As young vines, there was not a well-structured, established canopy of canes with leaves to help shade the grapes from the hot afternoon exposure, so we installed shade cloth on the west side of all rows of vines. We also had attracted a bevy of hungry, local wildlife, (song birds, raccoons and turkeys), who had stripped many vines of their precious fruit, so another round of bird cloth was installed to protect the baby clusters – two extra investments of time, money and manpower that I had not anticipated.

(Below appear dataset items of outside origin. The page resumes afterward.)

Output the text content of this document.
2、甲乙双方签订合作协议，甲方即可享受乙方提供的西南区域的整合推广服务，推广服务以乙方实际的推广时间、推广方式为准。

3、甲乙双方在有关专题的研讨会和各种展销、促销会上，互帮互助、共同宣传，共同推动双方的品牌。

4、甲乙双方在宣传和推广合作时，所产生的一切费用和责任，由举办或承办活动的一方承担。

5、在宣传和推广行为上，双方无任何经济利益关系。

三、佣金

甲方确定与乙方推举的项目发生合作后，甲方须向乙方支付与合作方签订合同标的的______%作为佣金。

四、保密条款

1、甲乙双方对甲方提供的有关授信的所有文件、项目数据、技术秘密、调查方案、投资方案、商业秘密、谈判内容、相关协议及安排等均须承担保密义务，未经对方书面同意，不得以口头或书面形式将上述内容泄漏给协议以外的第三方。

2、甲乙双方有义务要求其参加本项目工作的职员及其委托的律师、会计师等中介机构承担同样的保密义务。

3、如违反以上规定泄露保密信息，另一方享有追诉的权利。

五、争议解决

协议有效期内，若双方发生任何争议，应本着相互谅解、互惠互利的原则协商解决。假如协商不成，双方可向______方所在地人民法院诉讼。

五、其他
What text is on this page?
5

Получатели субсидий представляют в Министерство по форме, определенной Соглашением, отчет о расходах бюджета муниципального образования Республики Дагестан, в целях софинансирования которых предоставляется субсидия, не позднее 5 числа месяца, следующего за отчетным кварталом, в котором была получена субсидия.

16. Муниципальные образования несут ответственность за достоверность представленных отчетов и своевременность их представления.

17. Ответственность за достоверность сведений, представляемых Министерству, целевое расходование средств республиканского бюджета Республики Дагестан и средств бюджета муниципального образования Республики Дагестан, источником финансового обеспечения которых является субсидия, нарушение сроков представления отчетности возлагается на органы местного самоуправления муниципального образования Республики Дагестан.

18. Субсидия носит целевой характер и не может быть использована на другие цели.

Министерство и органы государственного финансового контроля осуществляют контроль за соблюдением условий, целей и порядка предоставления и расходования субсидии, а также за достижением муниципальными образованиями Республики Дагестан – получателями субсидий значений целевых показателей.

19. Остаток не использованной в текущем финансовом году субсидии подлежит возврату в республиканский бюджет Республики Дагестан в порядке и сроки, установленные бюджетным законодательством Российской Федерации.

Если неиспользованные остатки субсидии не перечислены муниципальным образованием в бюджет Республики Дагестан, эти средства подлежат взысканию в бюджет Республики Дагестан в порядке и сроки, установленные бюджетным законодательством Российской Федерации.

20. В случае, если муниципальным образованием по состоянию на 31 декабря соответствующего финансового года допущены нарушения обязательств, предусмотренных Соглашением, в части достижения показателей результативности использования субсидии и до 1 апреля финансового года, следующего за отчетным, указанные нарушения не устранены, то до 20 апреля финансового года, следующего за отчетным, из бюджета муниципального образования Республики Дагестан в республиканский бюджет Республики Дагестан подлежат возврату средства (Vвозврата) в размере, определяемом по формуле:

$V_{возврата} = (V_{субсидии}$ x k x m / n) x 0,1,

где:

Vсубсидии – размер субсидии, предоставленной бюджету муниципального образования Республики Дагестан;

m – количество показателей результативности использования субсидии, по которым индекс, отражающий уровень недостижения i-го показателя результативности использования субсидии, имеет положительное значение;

The diurnal temperatures in the Napa Valley are what gives our grapes the special advantage of maturing and sweetening in 80 and 90 degree daytime temperatures, while the early morning temperatures can drop as low as 30 degrees, maintaining the bright acid in the fruit. Harvesting at night, with light bars and headlamps to assist the pickers, was also something that had never been tried on our steep hillside vineyard. But with the new grooming of our terraces after the fire and advancements in lighting options the last few years, the standards were now to pick in the early morning hours and deliver the grapes cold and healthy to the winery before sun-up. The vineyard crew was very experienced with night-time harvests and moved through each successive row, filling their pans quickly and delivering the grapes to the ½-ton bins on the trailer with speed and precision.
It feels a bit like a birth announcement, but on Thursday morning, starting at 3:00 am, October 12, 2023, 2.5 tons of the new Herb Lamb Vineyard Cabernet Sauvignon was picked and delivered to Rivers Marie Winery before dawn. I could not have been a prouder mom than at that moment!